Sounds useful, but I can't quite imagine the user interface
fitting into the existing framework. Sounds like a job for a
policy service.

-- Noel Jones

From: Victor Duchovni on
On Mon, Mar 15, 2010 at 03:29:46PM -0500, Noel Jones wrote:

> I suppose the "failed DNS whitelist lookup" problem could be mostly avoided
> if the DEFER_IF_REJECT flag was raised on lookup failure. That would allow
> known good mail to pass, and rejected mail would get a safety net. IIRC
> last time we discussed this, DEFER_IF_REJECT wasn't invented yet (at least
> not in it's current form).

With name-based white-lists (check_client_access with names rather
than addresses as keys) "defer_if_reject" is not a good option for all
anonymous clients.

With explicit DNSWL lookups, indeed "defer_if_reject" is acceptable, since
the DWL is operated locally or by a competent provider and persistent temp
failure of lookups is less likely. So it seems to me that this has cleaner
semantics than "check_client_access" with name-based "OK" results, provided
the DWL lookup-key is an address, not a domain name!

--
Viktor.

P.S. Morgan Stanley is looking for a New York City based, Senior Unix
system/email administrator to architect and sustain our perimeter email
environment. If you are interested, please drop me a note.

From: Noel Jones on
On 3/15/2010 3:39 PM, Victor Duchovni wrote:
> On Mon, Mar 15, 2010 at 03:29:46PM -0500, Noel Jones wrote:
>
>> I suppose the "failed DNS whitelist lookup" problem could be mostly avoided
>> if the DEFER_IF_REJECT flag was raised on lookup failure.

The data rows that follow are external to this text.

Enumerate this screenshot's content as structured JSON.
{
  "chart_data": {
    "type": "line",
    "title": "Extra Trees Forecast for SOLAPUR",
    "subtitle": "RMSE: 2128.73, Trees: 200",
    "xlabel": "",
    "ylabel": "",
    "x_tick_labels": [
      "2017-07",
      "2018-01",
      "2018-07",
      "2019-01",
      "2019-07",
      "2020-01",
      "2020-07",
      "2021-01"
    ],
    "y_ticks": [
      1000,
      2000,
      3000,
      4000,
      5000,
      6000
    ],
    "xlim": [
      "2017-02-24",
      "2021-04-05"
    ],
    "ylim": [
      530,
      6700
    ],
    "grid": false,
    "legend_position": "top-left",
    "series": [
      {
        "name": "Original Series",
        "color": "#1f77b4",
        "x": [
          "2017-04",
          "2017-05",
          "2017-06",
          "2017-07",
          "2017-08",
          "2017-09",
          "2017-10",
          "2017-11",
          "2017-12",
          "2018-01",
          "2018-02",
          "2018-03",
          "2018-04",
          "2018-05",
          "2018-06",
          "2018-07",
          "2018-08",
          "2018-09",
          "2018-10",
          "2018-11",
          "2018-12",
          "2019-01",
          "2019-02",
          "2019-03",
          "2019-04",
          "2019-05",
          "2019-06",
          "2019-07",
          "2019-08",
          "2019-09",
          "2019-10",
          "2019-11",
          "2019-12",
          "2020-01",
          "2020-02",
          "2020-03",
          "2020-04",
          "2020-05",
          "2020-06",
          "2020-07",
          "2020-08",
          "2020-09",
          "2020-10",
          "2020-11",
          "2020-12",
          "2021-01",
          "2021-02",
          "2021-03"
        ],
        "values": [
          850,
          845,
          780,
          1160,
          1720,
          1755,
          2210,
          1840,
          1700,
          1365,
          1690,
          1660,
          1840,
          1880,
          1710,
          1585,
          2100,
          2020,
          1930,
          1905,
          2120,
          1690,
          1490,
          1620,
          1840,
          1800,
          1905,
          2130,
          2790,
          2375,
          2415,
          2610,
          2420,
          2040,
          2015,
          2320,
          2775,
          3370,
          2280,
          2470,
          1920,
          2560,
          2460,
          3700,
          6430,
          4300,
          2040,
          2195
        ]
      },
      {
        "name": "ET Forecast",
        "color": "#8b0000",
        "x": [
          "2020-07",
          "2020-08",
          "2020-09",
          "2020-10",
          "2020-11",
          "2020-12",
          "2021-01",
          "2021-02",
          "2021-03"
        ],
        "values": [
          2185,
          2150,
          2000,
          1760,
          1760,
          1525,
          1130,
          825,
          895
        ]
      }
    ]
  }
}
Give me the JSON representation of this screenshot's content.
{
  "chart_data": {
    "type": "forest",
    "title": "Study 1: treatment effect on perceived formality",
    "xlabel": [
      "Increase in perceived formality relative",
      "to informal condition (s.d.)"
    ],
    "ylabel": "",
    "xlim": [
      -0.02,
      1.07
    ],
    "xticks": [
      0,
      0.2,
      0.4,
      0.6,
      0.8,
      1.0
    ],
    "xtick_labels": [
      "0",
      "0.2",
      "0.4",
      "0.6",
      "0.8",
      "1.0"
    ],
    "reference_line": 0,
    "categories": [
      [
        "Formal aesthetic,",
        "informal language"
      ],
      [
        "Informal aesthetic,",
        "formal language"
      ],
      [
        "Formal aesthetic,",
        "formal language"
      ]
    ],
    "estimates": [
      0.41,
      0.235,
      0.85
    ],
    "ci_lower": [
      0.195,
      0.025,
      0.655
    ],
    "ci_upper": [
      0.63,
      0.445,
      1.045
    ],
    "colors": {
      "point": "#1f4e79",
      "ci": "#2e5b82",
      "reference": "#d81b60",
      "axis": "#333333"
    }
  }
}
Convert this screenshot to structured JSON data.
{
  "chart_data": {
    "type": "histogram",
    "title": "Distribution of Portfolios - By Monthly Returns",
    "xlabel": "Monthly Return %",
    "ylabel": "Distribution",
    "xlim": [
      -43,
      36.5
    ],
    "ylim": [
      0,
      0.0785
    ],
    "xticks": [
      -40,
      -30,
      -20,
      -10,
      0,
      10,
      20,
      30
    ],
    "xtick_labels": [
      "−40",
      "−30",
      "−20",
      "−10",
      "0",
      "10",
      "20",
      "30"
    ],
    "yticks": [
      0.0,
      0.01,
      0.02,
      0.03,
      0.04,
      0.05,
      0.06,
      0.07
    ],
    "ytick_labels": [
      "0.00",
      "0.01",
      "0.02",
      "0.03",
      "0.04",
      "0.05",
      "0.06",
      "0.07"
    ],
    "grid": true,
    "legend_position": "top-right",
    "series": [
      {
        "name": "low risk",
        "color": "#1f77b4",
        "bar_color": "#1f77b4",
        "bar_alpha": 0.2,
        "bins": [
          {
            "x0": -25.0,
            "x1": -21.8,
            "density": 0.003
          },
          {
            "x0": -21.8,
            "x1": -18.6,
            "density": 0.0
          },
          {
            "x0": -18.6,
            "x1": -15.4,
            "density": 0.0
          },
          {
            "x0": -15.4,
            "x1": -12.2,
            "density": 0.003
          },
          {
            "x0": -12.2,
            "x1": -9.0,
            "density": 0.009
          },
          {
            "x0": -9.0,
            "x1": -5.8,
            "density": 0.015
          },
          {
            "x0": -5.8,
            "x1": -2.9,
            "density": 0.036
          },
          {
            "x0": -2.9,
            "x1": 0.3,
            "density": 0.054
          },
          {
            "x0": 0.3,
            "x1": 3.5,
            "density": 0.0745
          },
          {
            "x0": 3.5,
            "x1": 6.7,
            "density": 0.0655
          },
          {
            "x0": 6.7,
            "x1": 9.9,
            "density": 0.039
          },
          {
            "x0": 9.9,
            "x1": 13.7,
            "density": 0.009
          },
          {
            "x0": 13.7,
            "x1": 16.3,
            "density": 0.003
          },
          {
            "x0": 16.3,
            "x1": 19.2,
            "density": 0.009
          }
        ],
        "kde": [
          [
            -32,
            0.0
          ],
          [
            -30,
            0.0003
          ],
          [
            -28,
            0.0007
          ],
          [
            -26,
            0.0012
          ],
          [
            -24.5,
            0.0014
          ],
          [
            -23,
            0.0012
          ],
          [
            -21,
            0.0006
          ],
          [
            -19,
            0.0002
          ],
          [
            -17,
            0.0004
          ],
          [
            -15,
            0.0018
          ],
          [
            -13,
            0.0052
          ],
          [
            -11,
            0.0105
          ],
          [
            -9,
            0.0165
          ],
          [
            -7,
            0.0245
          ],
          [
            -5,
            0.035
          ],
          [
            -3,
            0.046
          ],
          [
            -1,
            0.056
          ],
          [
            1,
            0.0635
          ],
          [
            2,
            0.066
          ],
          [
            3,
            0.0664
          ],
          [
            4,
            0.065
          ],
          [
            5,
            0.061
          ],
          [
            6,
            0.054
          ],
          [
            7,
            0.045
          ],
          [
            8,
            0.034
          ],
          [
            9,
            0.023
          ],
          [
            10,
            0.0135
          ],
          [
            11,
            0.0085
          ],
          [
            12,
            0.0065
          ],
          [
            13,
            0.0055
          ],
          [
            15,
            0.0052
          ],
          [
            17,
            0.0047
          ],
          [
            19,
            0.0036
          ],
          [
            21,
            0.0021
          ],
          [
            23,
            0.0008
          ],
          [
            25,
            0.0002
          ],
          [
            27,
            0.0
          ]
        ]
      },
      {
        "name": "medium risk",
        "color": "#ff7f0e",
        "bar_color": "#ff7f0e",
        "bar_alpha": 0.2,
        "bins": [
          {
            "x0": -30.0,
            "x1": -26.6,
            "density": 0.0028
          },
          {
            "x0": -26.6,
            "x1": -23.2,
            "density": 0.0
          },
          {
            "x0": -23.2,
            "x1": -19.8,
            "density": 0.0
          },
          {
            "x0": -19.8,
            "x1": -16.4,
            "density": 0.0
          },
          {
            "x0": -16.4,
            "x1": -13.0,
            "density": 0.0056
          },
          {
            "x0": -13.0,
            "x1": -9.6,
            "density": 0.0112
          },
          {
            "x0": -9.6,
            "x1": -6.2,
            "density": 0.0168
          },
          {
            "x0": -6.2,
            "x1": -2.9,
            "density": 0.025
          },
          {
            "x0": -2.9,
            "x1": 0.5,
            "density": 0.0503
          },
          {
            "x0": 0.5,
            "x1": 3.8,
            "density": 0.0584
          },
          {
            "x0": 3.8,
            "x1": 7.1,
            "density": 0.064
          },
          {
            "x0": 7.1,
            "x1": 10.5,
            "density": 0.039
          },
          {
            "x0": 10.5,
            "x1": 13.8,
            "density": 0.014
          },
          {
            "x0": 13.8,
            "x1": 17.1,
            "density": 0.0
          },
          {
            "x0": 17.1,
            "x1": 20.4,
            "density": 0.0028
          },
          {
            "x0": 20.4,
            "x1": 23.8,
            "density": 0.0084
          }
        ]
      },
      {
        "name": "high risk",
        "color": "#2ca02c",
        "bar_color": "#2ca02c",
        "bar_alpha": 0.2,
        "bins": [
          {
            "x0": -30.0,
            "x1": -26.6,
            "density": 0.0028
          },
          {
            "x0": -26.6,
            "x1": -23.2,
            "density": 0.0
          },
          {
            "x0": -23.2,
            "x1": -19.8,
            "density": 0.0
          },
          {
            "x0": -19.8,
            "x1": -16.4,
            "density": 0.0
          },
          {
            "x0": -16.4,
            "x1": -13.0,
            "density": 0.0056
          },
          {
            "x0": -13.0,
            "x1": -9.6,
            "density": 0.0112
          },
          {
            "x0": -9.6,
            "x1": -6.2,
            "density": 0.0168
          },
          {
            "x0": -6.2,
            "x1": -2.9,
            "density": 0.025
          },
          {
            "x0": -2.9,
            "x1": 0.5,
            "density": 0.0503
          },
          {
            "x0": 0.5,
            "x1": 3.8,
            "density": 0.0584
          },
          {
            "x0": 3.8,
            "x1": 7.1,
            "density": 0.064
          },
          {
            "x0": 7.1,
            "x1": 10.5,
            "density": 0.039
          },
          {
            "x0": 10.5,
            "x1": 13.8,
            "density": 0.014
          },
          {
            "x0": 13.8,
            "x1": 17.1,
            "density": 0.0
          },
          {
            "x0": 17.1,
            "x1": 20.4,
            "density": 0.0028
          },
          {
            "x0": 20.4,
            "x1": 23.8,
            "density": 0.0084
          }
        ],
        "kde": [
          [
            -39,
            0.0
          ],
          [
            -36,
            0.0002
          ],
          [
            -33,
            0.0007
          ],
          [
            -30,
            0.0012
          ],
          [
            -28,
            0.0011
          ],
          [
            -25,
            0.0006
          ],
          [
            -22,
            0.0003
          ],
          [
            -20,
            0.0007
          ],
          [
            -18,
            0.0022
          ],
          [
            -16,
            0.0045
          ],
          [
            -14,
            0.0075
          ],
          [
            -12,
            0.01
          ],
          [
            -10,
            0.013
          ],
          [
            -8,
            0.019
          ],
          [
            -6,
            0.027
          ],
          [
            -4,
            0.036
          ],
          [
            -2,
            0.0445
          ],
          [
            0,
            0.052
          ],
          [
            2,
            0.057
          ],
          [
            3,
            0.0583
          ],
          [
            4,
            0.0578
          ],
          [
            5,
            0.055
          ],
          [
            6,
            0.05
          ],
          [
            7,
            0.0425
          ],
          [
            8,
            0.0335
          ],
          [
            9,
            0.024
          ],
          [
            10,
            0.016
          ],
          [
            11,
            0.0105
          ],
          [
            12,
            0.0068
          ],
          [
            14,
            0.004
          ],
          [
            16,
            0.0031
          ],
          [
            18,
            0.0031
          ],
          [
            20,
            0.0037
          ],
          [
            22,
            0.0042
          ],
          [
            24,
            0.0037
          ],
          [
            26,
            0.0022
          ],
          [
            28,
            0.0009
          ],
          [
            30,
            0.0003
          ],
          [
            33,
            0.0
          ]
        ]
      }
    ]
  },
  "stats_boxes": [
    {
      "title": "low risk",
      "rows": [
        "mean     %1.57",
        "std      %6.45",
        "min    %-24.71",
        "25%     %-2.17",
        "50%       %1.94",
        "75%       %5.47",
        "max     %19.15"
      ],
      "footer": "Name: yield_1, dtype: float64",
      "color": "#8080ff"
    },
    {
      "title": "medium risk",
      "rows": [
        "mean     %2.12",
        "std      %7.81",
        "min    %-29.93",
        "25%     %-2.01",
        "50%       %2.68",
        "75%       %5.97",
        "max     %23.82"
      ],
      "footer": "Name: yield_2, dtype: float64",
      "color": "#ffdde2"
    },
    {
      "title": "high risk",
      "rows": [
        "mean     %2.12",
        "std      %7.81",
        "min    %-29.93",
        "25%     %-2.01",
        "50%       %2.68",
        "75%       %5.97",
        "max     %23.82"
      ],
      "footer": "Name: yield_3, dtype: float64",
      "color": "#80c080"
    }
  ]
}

That would allow
>> known good mail to pass, and rejected mail would get a safety net. IIRC
>> last time we discussed this, DEFER_IF_REJECT wasn't invented yet (at least
>> not in it's current form).
>
> With name-based white-lists (check_client_access with names rather
> than addresses as keys) "defer_if_reject" is not a good option for all
> anonymous clients.
>
> With explicit DNSWL lookups, indeed "defer_if_reject" is acceptable, since
> the DWL is operated locally or by a competent provider and persistent temp
> failure of lookups is less likely. So it seems to me that this has cleaner
> semantics than "check_client_access" with name-based "OK" results, provided
> the DWL lookup-key is an address, not a domain name!
>

What do you think about extending rbl_reply_maps to accept
access(5) actions? That might be a suitable generalized
interface. Or maybe just too much rope...


-- Noel Jones

From: Wietse Venema on
Victor Duchovni:
> With explicit DNSWL lookups, indeed "defer_if_reject" is acceptable, since
> the DWL is operated locally or by a competent provider and persistent temp
> failure of lookups is less likely. So it seems to me that this has cleaner
> semantics than "check_client_access" with name-based "OK" results, provided
> the DWL lookup-key is an address, not a domain name!

A client hostname is bad because it may not be available, but what
is the problem with helo/sender/recipient domains?